Be gentle with yourself and don't feel guilty about missing out on one activity with your child. You're a good mom and i'm sure you've done a whole lot of good things with him. Although you feel bad and will probably remember this and have guilt over it, YOUR SON WON'T. Children don't remember all of the disappointments that we do and think they do. I know that for a fact. I had loads of things concerning my children that I felt guilty for. And after months of guilt my daughters and I were talking about some of the things. My eldest daughter said to me "mama, don't worry about that. That was a long time ago and we knew how you felt". and the younger one didn't even remember any of them.

Don't dwell on what your husband is doing, just take care of yourself now. Pray and let GOD handle it all. He'll tell you what to do about the finances and lead you to what you need to do.

Go back to the program and do the lessons that you need now. I know you'll be okay.

DeeDee.

Posted: Mon Feb 25, 2008 7:56 am
by Guest
I have done the same thing myself Dodger. I beat myself up over it, but in the end know at least I tried! At least I didn't stay home altogether! With kids just getting out the door is a feat in itself! And I like the idea that it was a learning experience. And next time you'll do better.

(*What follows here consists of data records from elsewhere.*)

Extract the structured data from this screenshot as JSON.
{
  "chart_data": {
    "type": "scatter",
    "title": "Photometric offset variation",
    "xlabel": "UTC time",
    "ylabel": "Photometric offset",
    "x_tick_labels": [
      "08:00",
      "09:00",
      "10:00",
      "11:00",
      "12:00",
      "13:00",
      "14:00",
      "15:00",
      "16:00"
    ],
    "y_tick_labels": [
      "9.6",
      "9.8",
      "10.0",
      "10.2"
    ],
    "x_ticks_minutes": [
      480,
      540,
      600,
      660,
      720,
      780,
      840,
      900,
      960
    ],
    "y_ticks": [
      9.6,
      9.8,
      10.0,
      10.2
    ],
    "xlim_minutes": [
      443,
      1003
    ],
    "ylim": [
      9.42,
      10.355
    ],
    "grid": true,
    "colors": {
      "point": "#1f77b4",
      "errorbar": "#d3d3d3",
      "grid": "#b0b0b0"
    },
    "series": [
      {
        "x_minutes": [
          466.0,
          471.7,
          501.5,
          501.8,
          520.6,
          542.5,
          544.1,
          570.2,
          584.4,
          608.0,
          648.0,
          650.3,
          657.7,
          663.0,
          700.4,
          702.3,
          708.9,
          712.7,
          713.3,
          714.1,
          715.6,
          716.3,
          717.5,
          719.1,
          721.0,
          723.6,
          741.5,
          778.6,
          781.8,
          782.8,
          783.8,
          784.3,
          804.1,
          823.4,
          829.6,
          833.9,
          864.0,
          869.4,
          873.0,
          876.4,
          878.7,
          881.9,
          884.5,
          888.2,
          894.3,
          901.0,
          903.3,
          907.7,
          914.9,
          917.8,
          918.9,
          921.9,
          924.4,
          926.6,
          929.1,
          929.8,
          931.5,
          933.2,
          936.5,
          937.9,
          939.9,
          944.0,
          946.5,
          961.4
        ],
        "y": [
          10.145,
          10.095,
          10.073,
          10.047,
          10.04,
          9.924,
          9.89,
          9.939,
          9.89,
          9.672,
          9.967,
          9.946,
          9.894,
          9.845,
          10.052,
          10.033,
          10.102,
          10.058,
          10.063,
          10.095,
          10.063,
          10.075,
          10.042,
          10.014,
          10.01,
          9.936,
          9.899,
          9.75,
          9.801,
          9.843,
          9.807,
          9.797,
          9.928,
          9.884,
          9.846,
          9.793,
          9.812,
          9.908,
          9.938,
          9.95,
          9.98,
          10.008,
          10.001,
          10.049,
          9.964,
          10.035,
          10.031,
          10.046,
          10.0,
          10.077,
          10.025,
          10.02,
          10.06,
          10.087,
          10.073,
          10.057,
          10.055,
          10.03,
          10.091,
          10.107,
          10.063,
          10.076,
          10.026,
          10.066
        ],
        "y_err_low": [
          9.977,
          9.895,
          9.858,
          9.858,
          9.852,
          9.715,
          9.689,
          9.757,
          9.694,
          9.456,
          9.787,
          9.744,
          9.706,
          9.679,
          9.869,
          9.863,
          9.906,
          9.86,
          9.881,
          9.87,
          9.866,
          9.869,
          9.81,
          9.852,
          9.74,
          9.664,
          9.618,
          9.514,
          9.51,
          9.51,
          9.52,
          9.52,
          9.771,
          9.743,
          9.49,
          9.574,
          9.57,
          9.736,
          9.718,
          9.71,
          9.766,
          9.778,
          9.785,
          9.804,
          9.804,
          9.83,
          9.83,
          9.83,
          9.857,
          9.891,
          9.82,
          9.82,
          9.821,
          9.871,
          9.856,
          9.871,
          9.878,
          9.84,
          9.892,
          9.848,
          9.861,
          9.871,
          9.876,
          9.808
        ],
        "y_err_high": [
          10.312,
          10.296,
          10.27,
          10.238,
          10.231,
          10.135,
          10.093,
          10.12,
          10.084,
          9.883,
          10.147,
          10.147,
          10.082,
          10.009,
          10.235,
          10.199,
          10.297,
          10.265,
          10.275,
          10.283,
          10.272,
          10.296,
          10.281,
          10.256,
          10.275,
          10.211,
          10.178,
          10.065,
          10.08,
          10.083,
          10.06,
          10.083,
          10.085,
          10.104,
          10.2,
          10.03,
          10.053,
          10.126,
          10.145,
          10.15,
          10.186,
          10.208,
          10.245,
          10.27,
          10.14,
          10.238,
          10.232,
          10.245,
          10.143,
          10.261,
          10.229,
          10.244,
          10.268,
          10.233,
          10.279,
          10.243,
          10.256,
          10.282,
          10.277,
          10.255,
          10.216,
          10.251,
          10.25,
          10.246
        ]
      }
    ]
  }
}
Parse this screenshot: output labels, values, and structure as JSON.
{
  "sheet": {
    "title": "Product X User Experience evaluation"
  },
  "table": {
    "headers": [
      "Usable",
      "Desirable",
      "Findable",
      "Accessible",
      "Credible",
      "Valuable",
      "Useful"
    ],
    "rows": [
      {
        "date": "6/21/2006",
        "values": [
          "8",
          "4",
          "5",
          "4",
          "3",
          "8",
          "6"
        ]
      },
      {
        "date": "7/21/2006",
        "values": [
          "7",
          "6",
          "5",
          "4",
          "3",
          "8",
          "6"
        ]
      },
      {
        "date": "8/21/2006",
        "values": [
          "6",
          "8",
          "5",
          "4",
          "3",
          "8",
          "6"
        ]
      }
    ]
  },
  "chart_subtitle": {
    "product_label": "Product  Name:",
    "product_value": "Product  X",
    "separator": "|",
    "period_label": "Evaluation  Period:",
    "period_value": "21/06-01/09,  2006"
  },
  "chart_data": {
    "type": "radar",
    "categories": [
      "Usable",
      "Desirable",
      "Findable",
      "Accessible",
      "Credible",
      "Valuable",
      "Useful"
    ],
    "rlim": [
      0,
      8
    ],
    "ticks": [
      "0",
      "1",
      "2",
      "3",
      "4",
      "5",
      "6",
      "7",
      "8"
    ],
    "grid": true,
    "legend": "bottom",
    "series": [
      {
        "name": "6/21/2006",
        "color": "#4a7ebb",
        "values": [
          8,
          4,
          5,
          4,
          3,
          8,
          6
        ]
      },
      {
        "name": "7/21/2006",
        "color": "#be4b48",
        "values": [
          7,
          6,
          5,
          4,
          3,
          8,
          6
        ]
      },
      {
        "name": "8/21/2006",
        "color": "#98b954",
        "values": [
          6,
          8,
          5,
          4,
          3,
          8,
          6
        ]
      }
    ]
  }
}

This doesn't mean you'll do this next time. Probably means that next time you'll be certain not to come back home!

When I feel like coming home I think about the things I've missed in the past and how I don't want to miss whatever it is I'm heading toward. The fun when you get there is like a reward.

One time I had to run out of a class (so embarassing). We were in this really tiny room and I got feeling like the air was stuffy and on top of anxiety, well I got lightheaded. But I noticed after I left, something the class was doing was apparently funny (they weren't laughing at me, I know) and I thought "man if I had just hung on a little longer, I would have been fine."

The funny thing is that from then on whenever our class was in that tiny room everybody stayed near the door! And people kept stepping out for air! hahaha So, it wasn't just me!

But yes I too have run out or come home myself. But that doesn't mean I keep doing it, because I haven't in a long time.